How does one find the right accommodation for a dog? I found several excellent websites that can help narrow the search (www.BringFido.com and www.PetsWelcome.com) for pet-friendly hotels. Some of the industry leaders are La Quinta, Red Roof, Best Western, Kimpton Hotels, Holiday Inn Express, Westin, Sheraton, and Kimpton.
When searching for “pet friendly hotels” you should be aware of the differences in hotel policies. Some hotels charge an additional fee for your dog to stay in the room with you. These fees range from $25 to $100 and are based on the size of your dog and the number of dogs. (Some hotels even restrict the size and number of dogs allowed.) If presented with a pet addendum to your room charge, make sure you read the fine print before signing. The pet addendum may require that a dog remain on a leash or caged in the room, could give the hotel the authority to assess a fine or remove you from your room for excessive barking, and permit a fee assessment if there is any destruction to the property.
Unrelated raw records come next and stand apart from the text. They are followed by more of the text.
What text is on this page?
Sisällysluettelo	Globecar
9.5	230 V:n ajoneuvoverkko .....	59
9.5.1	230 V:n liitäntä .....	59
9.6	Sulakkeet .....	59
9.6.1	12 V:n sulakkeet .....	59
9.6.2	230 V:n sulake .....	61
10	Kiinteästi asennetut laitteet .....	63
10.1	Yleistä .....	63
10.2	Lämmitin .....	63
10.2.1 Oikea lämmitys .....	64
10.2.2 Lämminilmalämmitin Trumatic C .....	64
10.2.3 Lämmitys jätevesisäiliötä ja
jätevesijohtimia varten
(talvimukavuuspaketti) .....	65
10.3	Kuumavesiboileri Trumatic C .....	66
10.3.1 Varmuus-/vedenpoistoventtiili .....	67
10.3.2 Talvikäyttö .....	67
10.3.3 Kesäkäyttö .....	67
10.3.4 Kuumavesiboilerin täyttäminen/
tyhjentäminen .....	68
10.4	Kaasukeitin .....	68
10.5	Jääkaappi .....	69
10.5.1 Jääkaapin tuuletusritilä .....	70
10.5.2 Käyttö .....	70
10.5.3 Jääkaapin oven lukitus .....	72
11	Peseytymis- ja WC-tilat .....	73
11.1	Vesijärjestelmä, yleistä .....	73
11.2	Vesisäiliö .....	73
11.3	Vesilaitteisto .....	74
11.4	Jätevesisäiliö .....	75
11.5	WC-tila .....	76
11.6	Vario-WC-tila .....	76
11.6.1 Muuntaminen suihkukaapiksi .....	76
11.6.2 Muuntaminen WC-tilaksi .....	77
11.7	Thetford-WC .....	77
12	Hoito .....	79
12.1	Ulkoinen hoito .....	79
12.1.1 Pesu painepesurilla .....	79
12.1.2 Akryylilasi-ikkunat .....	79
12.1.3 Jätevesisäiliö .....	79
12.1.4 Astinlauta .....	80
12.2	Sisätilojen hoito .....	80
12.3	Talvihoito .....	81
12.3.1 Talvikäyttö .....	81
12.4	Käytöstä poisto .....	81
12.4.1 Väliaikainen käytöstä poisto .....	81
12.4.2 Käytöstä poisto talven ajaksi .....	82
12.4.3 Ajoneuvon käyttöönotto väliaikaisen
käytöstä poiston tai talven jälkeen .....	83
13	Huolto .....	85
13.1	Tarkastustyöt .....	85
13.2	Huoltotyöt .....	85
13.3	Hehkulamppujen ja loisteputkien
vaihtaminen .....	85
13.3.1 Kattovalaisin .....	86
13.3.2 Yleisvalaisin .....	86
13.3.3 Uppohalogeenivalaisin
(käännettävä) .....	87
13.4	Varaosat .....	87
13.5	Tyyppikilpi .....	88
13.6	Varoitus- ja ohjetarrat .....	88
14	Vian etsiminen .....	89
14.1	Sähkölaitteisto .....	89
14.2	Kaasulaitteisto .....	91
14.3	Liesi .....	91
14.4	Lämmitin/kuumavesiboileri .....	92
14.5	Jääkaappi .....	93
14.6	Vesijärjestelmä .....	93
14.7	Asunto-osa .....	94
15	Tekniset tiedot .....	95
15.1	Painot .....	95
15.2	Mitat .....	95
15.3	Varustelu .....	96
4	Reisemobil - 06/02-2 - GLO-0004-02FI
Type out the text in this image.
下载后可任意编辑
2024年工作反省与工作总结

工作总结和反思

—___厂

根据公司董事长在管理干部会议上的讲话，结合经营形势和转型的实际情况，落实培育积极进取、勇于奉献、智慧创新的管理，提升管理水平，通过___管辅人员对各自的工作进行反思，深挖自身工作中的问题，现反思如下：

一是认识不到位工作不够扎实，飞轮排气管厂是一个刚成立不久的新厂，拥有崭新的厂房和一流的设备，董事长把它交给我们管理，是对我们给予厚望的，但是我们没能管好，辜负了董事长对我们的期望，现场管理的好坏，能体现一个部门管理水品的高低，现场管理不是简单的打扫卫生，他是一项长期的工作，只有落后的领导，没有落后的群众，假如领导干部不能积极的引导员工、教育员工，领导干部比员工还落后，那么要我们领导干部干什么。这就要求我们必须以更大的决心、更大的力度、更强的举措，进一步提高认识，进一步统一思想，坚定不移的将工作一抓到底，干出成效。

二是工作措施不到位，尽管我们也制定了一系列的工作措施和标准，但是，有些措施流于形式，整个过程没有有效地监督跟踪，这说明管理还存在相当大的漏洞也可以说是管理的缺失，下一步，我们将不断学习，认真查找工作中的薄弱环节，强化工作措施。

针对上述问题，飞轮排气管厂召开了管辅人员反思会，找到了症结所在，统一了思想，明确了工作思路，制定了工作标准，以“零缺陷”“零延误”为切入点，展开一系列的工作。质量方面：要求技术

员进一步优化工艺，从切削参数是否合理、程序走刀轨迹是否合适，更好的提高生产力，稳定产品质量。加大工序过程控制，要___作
Finding the right hotel is only one part of the trip. I had a first time experience with my dog on a recent car trip that required an overnight stay. The hotel we booked was La Quinta outside of Atlanta, Georgia, and we were very pleased with the pet friendliness of the hotel and they also did not charge an extra pet fee or have special dog rules (no fine print!). However, I was not prepared for the emotional effect on my dog when we walked into our hotel room and progressed through the night. The smells of previous dogs were everywhere and my dog spent 30 minutes sniffing every corner of the room as well as the furniture. He was visibly excited and although I had his blanket and bed from home, he could not settle down comfortably. Whenever a door closed in the hallway or people walked by, my usually quiet and easy going dog would bark and run to the door. I tried to muffle the hallway sounds by placing pillows at the bottom of the door but this only partially helped the situation. Finally, to get some much needed sleep, I tethered my dog to me with his leash and as I lay on the bed he settled down on the floor by the bed and we both slept fitfully through the (long) night. I hope that my dog adapts a little faster on our next overnight trip and each one gets easier. Lesson learned: Be prepared, recognize the emotional stress and bring along as many familiar items as possible – this will go a long way in bringing comfort to your dog when away from home.